As you said in your article, the purpose of putting people into work like the Gov did was to get them used to a 9-5 job and to gain experience before trying to find one themselves. Seems perfectly reasonable to me however perhaps she could have spoken to the people at the job centre about her volunteering w/e to see their opinions. If they were to still send her to work, it should have been then where she looked for another fulltime job rather than working for the benefits which as you say works out at a very small amount per hour. As either way, she wouldn’t have been able to volunteer so it was her decision (once again) to remain in pound land instead of going elsewhere.
You are blowing it out of proportion, it is trivial, in fact, the government are trying to help people. The system isnt perfect but imagine you were hadn’t worked a day in your life and had no chance of getting employment. Being made to work for benefits would be wonders for your mental health as well as giving you experience to get another – much better paid – job than living off benefits = more tax to gov = better services for everyone. Makes complete sense I think you’re just being a little close-minded.
I see what you’re saying about the government paying for her volunteering at the museum but the point is that this was with a view towards getting a job for which she was qualified and that she wanted. Many people have found gainful employment in this way, and I don’t think you can say she should not have put herself in a place where she was relying on benefits. Be fair – she has applied for hundreds of paying jobs while doing this!
Why should other people pay for her to work at Poundland when that company is perfectly capable of paying her a much higher wage itself? If the store had been paying her, rather than the government (and therefore the taxpayer) you might have more of an argument. Who was she helping by working at a shop, at no cost to the business? Poundland. Nobody else.
People do work experience in schools to get used to a 9-5 job; this government scheme seems, to me, to be entirely about using taxpayers’ money to subsidise businesses that can pay their own way.
I reiterate: She was looking for a full-time job when the Job Centre told her to work at Poundland, and the experience she was getting as a volunteer was helping towards that – more than sweeping floors in a chain store would. It was not her decision to go to Poundland; it was made a condition of her continued survival.
The government may be trying to help people but it seems a strange way of going about it. I think the people they are trying to help are the big business owners, who are – as I have already mentioned – perfectly capable of paying people to work for them.
Being made to work for benefits might do wonders for the mental health of people who would otherwise have done nothing but stay indoors all day, but this young lady was already going out to work and getting experience to get another – much better paid – job than living off benefits.

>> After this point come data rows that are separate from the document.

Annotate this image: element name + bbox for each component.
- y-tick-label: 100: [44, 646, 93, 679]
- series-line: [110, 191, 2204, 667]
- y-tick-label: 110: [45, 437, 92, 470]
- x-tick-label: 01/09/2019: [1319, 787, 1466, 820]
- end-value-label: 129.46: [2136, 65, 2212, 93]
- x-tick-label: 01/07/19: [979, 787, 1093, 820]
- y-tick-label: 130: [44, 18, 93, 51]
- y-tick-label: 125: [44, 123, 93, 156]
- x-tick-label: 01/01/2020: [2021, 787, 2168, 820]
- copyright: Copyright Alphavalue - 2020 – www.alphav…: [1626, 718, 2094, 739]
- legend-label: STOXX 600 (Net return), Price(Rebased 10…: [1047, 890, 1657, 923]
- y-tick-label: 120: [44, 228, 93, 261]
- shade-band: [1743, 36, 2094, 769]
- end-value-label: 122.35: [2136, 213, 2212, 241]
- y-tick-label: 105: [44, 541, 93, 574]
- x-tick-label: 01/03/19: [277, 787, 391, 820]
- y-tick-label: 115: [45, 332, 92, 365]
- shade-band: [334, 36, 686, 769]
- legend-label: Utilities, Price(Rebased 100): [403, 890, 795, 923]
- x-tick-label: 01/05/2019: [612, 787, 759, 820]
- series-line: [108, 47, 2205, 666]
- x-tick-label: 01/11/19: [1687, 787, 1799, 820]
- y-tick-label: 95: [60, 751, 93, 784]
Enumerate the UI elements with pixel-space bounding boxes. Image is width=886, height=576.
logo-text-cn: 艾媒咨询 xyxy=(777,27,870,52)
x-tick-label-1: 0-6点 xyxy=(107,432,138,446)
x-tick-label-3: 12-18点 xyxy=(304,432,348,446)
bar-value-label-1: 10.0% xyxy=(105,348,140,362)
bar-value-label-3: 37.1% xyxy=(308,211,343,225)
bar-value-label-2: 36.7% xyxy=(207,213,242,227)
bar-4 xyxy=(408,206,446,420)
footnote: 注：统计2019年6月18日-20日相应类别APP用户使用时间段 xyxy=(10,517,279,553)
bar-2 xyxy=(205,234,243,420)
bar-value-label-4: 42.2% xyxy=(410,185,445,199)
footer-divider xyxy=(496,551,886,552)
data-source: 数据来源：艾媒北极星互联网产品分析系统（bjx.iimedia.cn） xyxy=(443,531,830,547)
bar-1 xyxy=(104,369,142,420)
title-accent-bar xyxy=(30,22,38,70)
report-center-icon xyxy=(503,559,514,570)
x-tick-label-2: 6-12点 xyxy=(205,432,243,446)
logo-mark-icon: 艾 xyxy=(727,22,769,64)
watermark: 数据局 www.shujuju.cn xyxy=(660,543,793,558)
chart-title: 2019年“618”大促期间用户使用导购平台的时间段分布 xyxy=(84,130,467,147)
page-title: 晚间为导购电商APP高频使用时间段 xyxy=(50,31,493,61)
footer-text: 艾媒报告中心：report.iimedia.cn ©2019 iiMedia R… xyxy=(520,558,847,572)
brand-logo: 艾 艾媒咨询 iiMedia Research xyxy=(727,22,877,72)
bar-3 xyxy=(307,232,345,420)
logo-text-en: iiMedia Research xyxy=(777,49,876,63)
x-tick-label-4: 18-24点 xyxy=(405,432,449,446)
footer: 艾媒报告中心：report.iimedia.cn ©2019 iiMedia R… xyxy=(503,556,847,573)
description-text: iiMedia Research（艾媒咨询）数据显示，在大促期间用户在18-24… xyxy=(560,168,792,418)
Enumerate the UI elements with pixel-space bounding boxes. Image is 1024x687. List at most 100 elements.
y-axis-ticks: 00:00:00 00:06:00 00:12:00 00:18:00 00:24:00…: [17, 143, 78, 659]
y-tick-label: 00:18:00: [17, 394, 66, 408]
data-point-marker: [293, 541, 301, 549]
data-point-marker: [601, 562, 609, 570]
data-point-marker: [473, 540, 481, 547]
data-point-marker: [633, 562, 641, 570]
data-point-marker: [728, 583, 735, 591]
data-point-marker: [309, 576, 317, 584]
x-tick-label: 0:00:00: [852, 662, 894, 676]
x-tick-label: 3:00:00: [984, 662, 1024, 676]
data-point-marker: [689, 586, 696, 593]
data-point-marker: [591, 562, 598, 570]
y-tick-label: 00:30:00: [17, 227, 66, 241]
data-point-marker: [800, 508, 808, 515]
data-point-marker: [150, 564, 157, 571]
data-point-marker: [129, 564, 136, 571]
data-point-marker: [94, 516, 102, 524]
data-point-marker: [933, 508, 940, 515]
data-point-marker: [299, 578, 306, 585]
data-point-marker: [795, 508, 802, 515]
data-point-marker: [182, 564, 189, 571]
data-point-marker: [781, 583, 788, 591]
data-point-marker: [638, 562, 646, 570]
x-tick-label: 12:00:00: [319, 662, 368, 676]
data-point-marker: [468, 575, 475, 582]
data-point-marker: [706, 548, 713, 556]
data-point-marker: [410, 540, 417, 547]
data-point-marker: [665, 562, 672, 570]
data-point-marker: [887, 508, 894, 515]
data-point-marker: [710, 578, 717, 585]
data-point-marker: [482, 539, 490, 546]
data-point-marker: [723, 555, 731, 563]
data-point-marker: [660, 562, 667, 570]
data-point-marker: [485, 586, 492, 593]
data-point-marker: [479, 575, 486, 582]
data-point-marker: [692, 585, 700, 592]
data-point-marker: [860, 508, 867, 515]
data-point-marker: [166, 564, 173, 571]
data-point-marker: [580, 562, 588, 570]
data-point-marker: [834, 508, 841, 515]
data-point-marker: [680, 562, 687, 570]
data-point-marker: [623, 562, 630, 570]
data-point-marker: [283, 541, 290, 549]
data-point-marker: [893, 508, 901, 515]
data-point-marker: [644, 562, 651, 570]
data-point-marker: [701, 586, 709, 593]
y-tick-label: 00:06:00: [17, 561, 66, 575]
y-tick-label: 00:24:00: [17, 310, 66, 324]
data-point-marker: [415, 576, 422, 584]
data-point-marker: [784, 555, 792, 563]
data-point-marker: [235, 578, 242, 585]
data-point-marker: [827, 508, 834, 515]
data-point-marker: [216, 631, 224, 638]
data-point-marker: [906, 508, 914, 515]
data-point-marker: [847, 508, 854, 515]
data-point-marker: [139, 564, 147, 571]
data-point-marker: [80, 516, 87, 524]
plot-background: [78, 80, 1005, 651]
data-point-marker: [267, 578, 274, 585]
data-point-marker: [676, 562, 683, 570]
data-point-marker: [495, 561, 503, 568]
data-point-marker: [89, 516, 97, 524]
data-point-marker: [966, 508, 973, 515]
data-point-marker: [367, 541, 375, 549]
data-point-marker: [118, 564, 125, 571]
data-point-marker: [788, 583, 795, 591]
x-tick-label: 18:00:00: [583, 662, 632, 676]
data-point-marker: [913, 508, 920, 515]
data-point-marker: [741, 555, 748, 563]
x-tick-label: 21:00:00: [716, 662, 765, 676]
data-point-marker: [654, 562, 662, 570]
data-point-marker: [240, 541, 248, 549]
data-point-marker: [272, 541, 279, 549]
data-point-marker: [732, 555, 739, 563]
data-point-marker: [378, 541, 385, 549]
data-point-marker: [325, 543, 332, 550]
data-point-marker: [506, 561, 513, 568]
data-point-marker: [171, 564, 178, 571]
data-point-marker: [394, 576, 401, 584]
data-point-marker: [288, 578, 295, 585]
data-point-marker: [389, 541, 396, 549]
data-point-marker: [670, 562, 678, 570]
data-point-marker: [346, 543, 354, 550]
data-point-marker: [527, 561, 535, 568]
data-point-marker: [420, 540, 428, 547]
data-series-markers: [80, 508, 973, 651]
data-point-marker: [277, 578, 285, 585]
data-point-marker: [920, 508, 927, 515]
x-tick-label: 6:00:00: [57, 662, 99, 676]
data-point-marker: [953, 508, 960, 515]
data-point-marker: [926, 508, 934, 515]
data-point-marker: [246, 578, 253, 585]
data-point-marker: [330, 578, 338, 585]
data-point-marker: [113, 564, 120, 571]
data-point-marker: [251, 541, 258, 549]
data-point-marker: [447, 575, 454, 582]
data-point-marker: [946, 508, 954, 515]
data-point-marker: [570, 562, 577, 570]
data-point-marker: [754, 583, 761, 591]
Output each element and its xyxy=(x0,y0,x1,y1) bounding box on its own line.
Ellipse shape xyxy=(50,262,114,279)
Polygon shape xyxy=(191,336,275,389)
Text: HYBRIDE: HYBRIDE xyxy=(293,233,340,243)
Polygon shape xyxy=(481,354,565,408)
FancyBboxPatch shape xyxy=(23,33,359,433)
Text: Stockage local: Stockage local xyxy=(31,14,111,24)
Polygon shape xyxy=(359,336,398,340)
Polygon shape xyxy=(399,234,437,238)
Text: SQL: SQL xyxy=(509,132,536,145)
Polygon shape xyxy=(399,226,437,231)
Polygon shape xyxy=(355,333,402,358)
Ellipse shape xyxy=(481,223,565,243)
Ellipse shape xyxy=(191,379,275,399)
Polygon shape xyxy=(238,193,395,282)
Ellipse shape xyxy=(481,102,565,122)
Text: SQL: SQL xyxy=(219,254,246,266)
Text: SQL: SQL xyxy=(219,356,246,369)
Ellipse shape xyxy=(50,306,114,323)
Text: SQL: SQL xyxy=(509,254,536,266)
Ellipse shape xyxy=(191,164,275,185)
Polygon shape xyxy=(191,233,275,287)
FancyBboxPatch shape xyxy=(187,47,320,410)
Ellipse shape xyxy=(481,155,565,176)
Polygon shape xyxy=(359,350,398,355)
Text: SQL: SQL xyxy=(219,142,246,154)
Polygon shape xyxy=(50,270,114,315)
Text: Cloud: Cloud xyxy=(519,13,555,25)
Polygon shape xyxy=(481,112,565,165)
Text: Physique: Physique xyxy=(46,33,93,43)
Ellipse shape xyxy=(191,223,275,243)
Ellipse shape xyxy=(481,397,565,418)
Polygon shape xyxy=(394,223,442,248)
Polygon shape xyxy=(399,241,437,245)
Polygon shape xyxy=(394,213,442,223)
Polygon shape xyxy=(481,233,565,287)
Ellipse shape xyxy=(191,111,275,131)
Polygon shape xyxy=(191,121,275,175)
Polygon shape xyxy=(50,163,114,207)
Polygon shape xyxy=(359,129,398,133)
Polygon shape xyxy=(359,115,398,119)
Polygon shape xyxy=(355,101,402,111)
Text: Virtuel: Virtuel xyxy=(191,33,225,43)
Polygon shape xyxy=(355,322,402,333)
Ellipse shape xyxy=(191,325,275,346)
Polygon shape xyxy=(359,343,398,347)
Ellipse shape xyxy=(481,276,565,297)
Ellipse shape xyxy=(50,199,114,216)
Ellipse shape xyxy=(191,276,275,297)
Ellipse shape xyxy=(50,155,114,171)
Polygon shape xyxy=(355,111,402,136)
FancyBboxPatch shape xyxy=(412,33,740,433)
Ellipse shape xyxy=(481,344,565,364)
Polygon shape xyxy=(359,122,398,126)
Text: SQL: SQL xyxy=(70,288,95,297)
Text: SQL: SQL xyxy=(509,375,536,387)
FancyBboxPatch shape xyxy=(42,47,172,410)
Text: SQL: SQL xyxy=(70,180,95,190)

Working at Poundland in order to receive benefits does not provide more tax for the government or help provide better services for anyone.
It makes no sense at all.
Hey Amzor,what gives? Come off it, Poundland are on a win-win situation, getting fulltime labour and not having to pay. Then jobseekers claiming they have worked at Poundland to prospective employers, hmm, that makes for a very good cv – not! Employers now are not going to be impressed that a person they are interviewing had to do forced labour at POUNDLAND. There are just not enough jobs to go round, due to certain reasons. Newspapers have actually said why, but I am not going to say why.